Cada palabra que pasaba a través de las calles llegaba a los oídos de Wren como un recordatorio de que su decisión estaba siendo observada y analizada. Y aunque no había dicho un “sí” ni un “no”, cada gesto suyo—cada vez que no lo echaba, cada vez que no levantaba la voz—contaba como respuesta.

Esa noche, mientras cerraba la puerta y apagaba las luces, Wren entendió lo que siempre había temido: el tiempo y la constancia de Reed estaban ganando terreno dentro de ella y fuera. El pueblo ya no dictaba sentencia: el conflicto se había trasladado al corazón de la madre, y ahí no había tregua posible.

El amanecer número ocho llegó con un cielo encapotado, pero sin lluvia. El aire traía olor a tierra húmeda y a leña encendida, como si el pueblo entero se hubiese puesto de acuerdo para permanecer cerca de sus hogares. Sin embargo, Cubridge nunca callaba: las ventanas abiertas dejaban escapar voces, risas, discusiones, y todas, de un modo u otro, volvían a lo mismo.

En la plaza, frente a la fuente, un grupo de mujeres amasaba pan mientras vigilaban la librería con el rabillo del ojo. Entre ellas, Doña Magda batía la lengua con la misma habilidad con que batía la masa.
—Cada día lo mismo. Llega temprano, carga leña, acomoda estantes, sonríe poco. Parece un fantasma que no sabe morirse.

Doña Tilda respondió sin levantar la vista del canasto:
—Y aun así, el niño no se suelta de él. Yo digo que esa constancia… pesa.

Las más jóvenes guardaban silencio, pero en sus rostros brillaba una chispa de curiosidad. Para ellas, Reed no era solo un hombre que había huido: era una historia en movimiento, un cuento que se escribía frente a sus ojos y que tal vez terminara en redención.

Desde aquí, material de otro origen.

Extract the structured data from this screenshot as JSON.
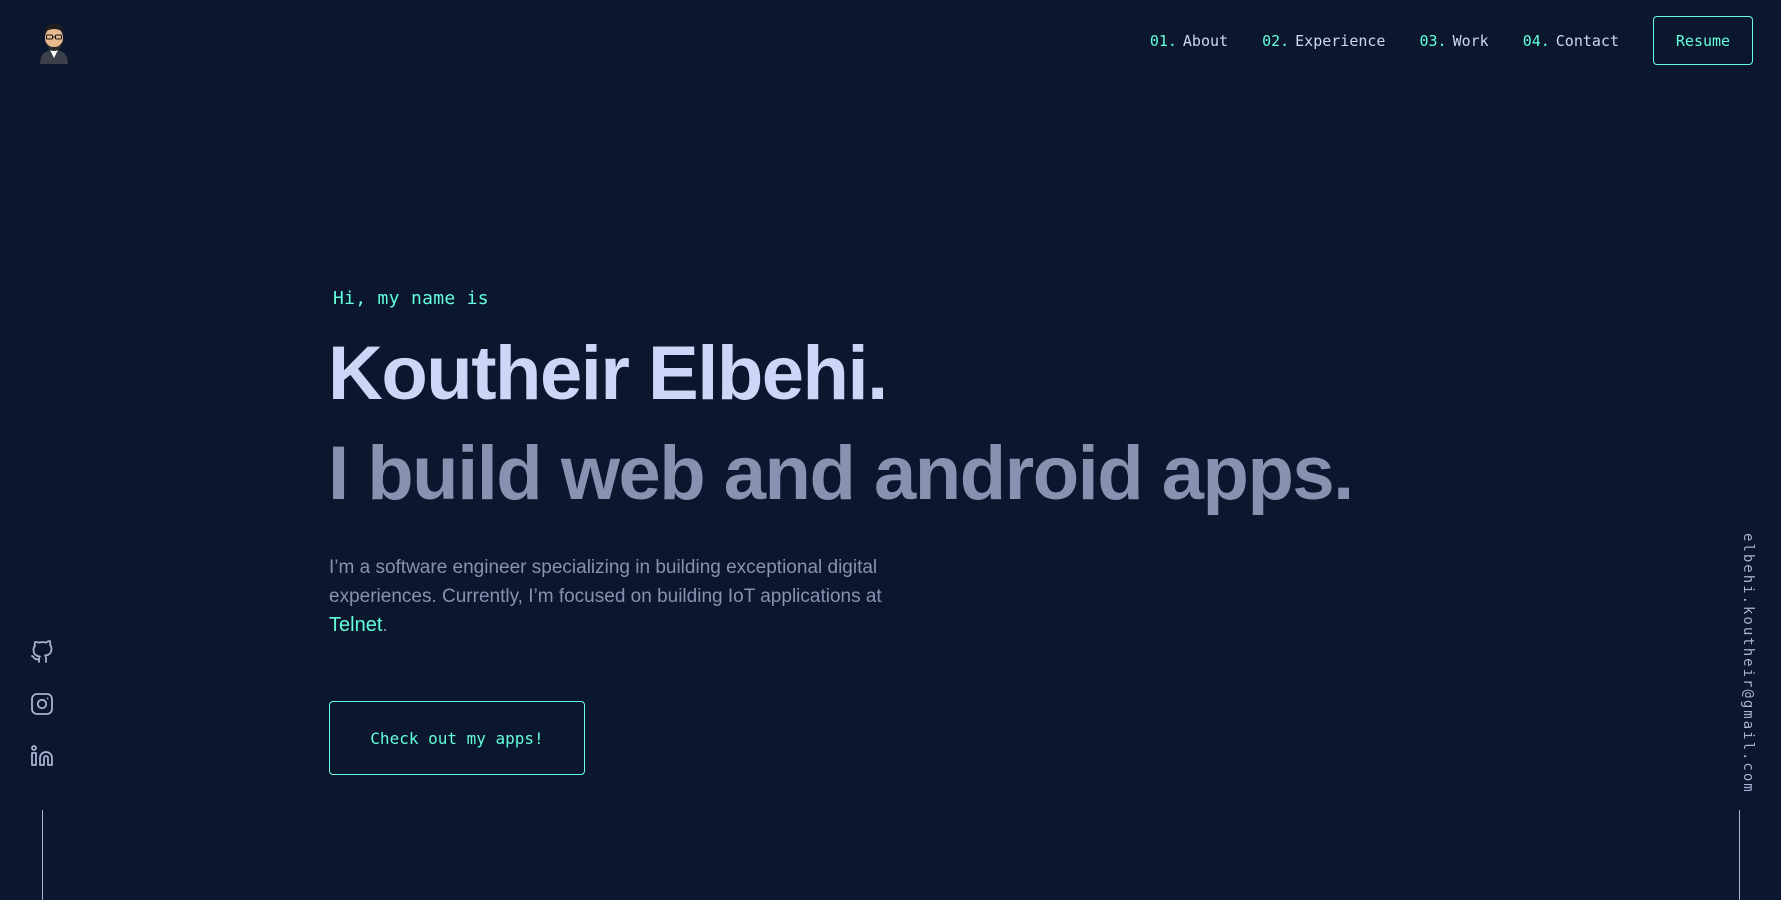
{
  "nav": {
    "items": [
      {
        "num": "01.",
        "label": "About"
      },
      {
        "num": "02.",
        "label": "Experience"
      },
      {
        "num": "03.",
        "label": "Work"
      },
      {
        "num": "04.",
        "label": "Contact"
      }
    ],
    "resume_label": "Resume"
  },
  "hero": {
    "greeting": "Hi, my name is",
    "name": "Koutheir Elbehi.",
    "tagline": "I build web and android apps.",
    "intro": "I’m a software engineer specializing in building exceptional digital experiences. Currently, I’m focused on building IoT applications at ",
    "company": "Telnet",
    "intro_end": ".",
    "cta_label": "Check out my apps!"
  },
  "sidebar": {
    "email": "elbehi.koutheir@gmail.com",
    "socials": [
      "github-icon",
      "instagram-icon",
      "linkedin-icon"
    ]
  },
  "colors": {
    "background": "#0b172f",
    "accent": "#64ffda",
    "heading": "#ccd6f6",
    "text": "#8892b0"
  }
}
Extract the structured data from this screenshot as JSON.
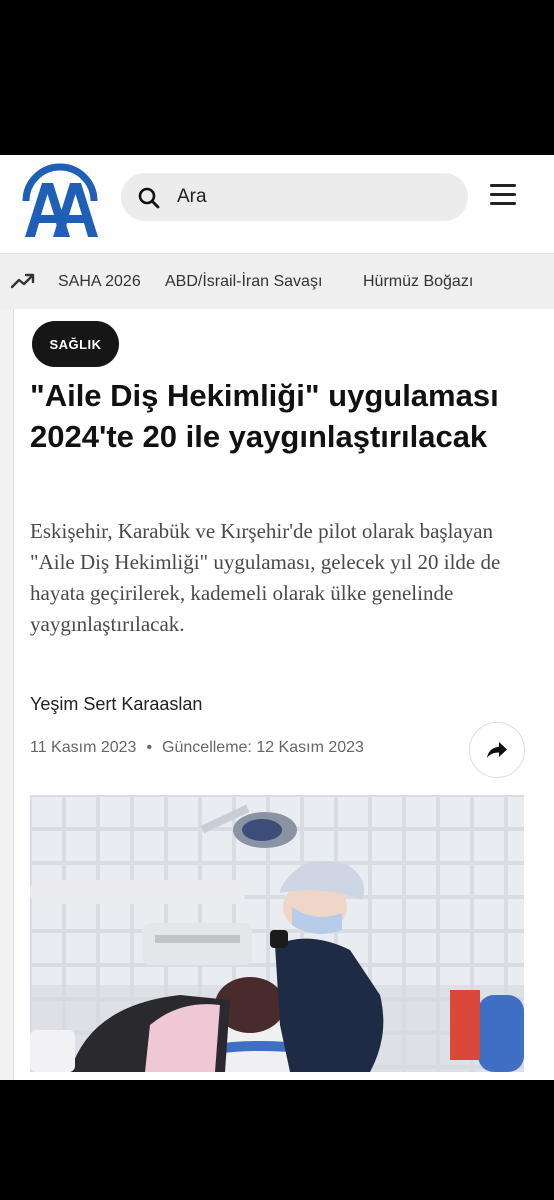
{
  "header": {
    "logo_text": "AA",
    "search": {
      "placeholder": "Ara"
    }
  },
  "trending": {
    "items": [
      "SAHA 2026",
      "ABD/İsrail-İran Savaşı",
      "Hürmüz Boğazı"
    ]
  },
  "article": {
    "category": "SAĞLIK",
    "title": "\"Aile Diş Hekimliği\" uygulaması 2024'te 20 ile yaygınlaştırılacak",
    "summary": "Eskişehir, Karabük ve Kırşehir'de pilot olarak başlayan \"Aile Diş Hekimliği\" uygulaması, gelecek yıl 20 ilde de hayata geçirilerek, kademeli olarak ülke genelinde yaygınlaştırılacak.",
    "author": "Yeşim Sert Karaaslan",
    "date": "11 Kasım 2023",
    "separator": "•",
    "updated": "Güncelleme: 12 Kasım 2023"
  },
  "icons": {
    "search": "search-icon",
    "menu": "menu-icon",
    "trend": "trending-icon",
    "share": "share-icon"
  },
  "colors": {
    "brand_blue": "#1f5fb7",
    "category_bg": "#161616"
  }
}
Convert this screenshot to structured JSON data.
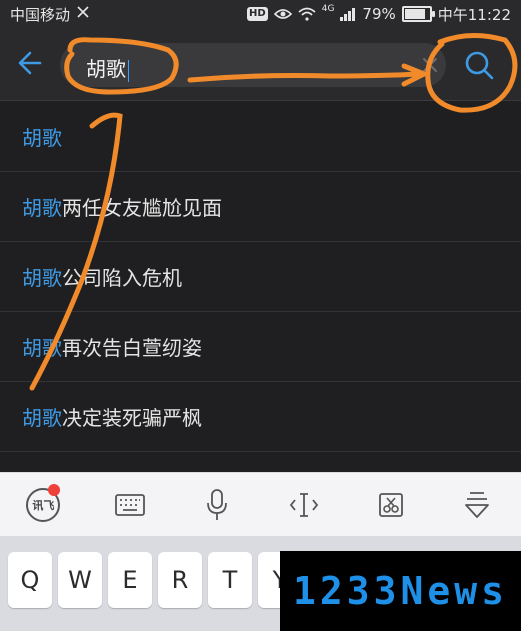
{
  "status_bar": {
    "carrier": "中国移动",
    "carrier_icon": "hd-voice-icon",
    "hd_badge": "HD",
    "network": "4G",
    "battery": "79%",
    "battery_level": 0.79,
    "time": "中午11:22"
  },
  "search": {
    "value": "胡歌",
    "icons": {
      "back": "back-arrow-icon",
      "clear": "close-icon",
      "submit": "search-icon"
    }
  },
  "suggestions": [
    {
      "highlight": "胡歌",
      "rest": ""
    },
    {
      "highlight": "胡歌",
      "rest": "两任女友尴尬见面"
    },
    {
      "highlight": "胡歌",
      "rest": "公司陷入危机"
    },
    {
      "highlight": "胡歌",
      "rest": "再次告白萱纫姿"
    },
    {
      "highlight": "胡歌",
      "rest": "决定装死骗严枫"
    }
  ],
  "keyboard_toolbar": {
    "logo_text": "讯飞",
    "tools": [
      "iflytek-logo-icon",
      "keyboard-icon",
      "microphone-icon",
      "cursor-move-icon",
      "clipboard-icon",
      "collapse-keyboard-icon"
    ]
  },
  "keyboard": {
    "visible_keys": [
      "Q",
      "W",
      "E",
      "R",
      "T",
      "Y"
    ]
  },
  "watermark": {
    "text": "1233News"
  },
  "colors": {
    "accent": "#3f9ae4",
    "annotation": "#f08a2a",
    "background": "#1f1f21"
  }
}
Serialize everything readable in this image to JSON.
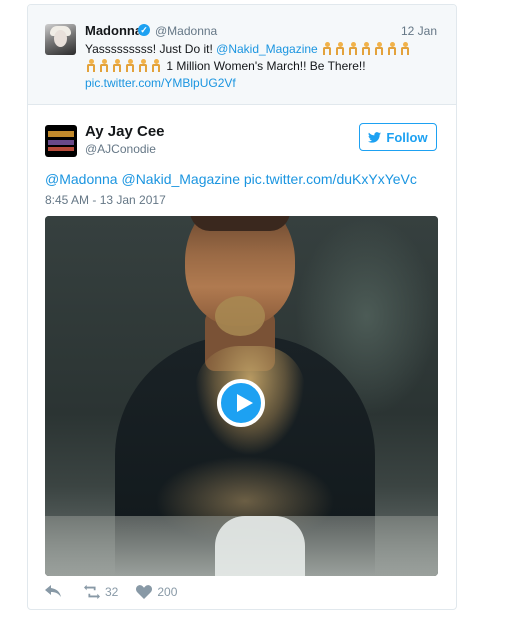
{
  "quoted_tweet": {
    "name": "Madonna",
    "handle": "@Madonna",
    "date": "12 Jan",
    "text_start": "Yasssssssss! Just Do it! ",
    "mention": "@Nakid_Magazine",
    "text_end": " 1 Million Women's March!! Be There!!",
    "link": "pic.twitter.com/YMBlpUG2Vf"
  },
  "main_tweet": {
    "name": "Ay Jay Cee",
    "handle": "@AJConodie",
    "follow_label": "Follow",
    "text": "@Madonna @Nakid_Magazine pic.twitter.com/duKxYxYeVc",
    "timestamp": "8:45 AM - 13 Jan 2017"
  },
  "actions": {
    "retweets": "32",
    "likes": "200"
  },
  "icons": [
    "verified-icon",
    "twitter-bird-icon",
    "play-icon",
    "reply-icon",
    "retweet-icon",
    "heart-icon"
  ],
  "colors": {
    "accent": "#1da1f2",
    "link": "#1b95e0",
    "muted": "#657786"
  }
}
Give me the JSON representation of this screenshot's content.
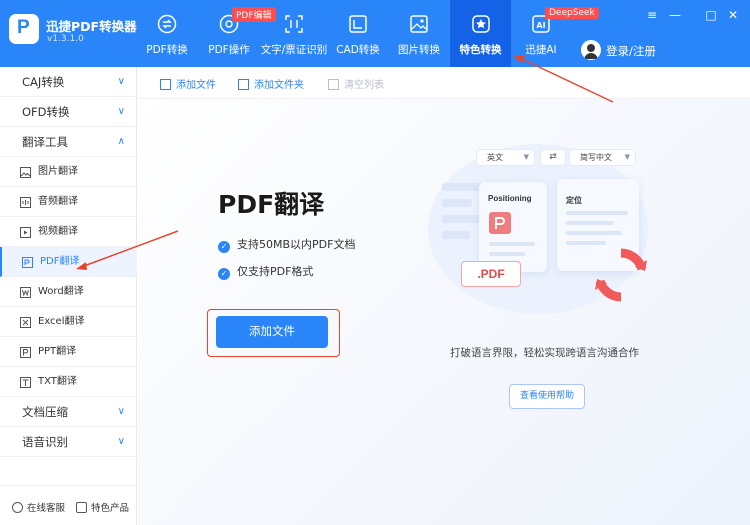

Mientras tanto, en la taberna, el herrero golpeaba su martillo contra el yunque improvisado, haciendo saltar chispas y palabras a partes iguales.
—¡Lo vi otra vez esta mañana! ¡No esperó que nadie le pidiera nada! Fue al pozo, llenó los baldes y los dejó en la puerta de la librería. Como si fuese natural.
Un mozo joven, con más cerveza que juicio, replicó:
—Eso no borra lo que hizo.
—No, no lo borra —respondió el herrero, con calma—. Pero lo que hace cada día escribe encima. Y eso, muchacho, a veces pesa más.

Los hombres rieron, otros bufaron, y la discusión continuó hasta hacerse rutina. El nombre de Reed ya no era solo motivo de escándalo: era tema de conversación, moneda de cambio, entretenimiento diario.